10/06/2025
When I say a town is hard to love, I’m not trying to be cruel. I’m trying to be honest.
How we talk about our communities shapes how we think about them and how we fix them. And the way we’ve been talking about them isn’t working.
We hide behind language that sounds smart but says nothing.
“Deferred maintenance of downtown properties is likely having a long-term impact on the tax base, hindering economic activity and creating retention and recruitment challenges.” Sure. True enough. But it sounds like something an economic development robot would say.
We’ve spent decades treating community development like a math problem, as if every issue can be solved with a spreadsheet and every decision must be justified in dollars and cents. That kind of thinking has drained the life out of too many places.
Money matters, but it shouldn’t be in the driver’s seat. When finances come first, communities fall apart.
When you pick a restaurant, cost matters, but it’s not the main thing. You care about the food, the atmosphere, the way it makes you feel. Nobody ever said, “Let’s go to the cheapest restaurant in town, that’ll be great.”
Businesses understand this. They position themselves intentionally. Some sell luxury, others sell value, others sell convenience. Their choices about design, quality, and service shape how people perceive them.
So why do so many towns insist on being the Dollar Store of place?
Our grandparents didn’t build courthouses, libraries, and schools with the goal of being the cheapest option. They built places that inspired pride because beauty mattered.
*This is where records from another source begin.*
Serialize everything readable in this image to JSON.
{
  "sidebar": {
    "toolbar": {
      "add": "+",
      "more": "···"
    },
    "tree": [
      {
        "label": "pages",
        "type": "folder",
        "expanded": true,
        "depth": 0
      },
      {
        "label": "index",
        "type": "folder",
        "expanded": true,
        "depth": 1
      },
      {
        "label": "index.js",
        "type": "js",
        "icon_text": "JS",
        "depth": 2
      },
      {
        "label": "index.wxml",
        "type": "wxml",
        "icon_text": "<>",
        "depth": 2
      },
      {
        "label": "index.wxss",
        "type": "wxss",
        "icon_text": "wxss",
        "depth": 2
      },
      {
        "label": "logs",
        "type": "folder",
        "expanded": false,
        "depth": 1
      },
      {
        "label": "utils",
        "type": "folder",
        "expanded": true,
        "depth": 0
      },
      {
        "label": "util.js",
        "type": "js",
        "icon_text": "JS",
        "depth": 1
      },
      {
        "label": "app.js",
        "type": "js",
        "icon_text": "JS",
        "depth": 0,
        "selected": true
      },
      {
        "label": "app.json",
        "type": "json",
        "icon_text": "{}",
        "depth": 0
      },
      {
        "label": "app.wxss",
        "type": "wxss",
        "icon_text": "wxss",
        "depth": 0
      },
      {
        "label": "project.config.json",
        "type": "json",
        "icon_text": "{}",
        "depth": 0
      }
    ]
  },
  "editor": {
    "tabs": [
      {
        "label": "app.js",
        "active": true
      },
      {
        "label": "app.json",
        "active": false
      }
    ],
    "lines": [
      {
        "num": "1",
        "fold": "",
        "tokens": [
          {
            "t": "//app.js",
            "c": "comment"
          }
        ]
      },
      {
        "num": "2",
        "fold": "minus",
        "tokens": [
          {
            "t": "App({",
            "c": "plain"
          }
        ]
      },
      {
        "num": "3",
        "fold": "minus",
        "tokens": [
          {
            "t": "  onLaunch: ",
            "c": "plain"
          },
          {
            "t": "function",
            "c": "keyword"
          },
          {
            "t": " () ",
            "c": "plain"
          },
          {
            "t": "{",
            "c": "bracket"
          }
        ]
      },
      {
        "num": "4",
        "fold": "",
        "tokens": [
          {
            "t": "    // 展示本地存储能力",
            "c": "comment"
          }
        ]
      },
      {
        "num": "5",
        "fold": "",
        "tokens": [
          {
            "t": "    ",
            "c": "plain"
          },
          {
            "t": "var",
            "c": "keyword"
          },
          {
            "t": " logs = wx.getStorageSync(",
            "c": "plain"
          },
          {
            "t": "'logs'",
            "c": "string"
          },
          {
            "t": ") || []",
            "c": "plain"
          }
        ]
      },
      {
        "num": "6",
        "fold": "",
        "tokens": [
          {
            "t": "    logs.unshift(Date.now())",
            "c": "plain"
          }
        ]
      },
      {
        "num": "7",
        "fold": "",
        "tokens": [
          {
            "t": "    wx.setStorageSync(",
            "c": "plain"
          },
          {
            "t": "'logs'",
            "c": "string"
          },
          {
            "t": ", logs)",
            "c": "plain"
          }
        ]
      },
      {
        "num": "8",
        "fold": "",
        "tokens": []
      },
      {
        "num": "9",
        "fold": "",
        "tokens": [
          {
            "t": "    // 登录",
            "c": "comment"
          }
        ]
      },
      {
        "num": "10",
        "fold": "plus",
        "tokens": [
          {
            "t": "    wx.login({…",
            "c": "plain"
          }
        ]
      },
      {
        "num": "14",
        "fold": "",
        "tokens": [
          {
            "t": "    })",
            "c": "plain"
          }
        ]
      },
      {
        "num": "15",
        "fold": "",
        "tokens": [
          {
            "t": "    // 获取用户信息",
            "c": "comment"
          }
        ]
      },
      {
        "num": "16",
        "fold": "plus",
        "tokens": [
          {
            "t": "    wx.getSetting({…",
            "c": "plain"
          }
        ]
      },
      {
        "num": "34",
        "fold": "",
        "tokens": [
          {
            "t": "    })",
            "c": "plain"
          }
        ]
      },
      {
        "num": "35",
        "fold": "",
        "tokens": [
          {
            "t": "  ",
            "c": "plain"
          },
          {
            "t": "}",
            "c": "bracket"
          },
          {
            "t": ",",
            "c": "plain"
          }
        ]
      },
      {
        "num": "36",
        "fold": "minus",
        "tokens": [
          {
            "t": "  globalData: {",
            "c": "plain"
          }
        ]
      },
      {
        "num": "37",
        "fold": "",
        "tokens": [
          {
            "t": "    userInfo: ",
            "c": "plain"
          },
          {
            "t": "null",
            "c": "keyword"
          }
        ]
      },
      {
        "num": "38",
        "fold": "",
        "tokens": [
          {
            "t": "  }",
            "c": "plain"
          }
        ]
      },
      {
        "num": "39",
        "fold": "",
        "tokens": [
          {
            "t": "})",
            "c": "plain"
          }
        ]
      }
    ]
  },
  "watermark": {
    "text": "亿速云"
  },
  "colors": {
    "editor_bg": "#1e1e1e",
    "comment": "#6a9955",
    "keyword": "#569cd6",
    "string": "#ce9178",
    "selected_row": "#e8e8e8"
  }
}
And here’s the thing. Beauty isn’t just emotional. It’s financial. The most beautiful, well-maintained parts of town always carry the highest property values. Beauty pays dividends.
We all make choices based on value, not just cost. A car can make you feel dignified. A pair of jeans can make you feel confident. A restaurant can make a date feel like a memory.
Places work the same way. A street can make your kids feel safe. A downtown can make you feel connected. A city can make you feel proud.
The towns that get this, the places that invest in making people feel good, are thriving. And yes, they often cost more. People will pay for joy.
Maybe your town wants to be the affordable option. That’s fine. But that market’s already cornered.
There’s a better position to take. You’ll pay a little more to live here, but you’ll love your life more.
That means a pretty downtown, local shops, well-kept homes, pride in place, and stable property values.
Because until your town is easy to love, no tax incentive in the world will save it.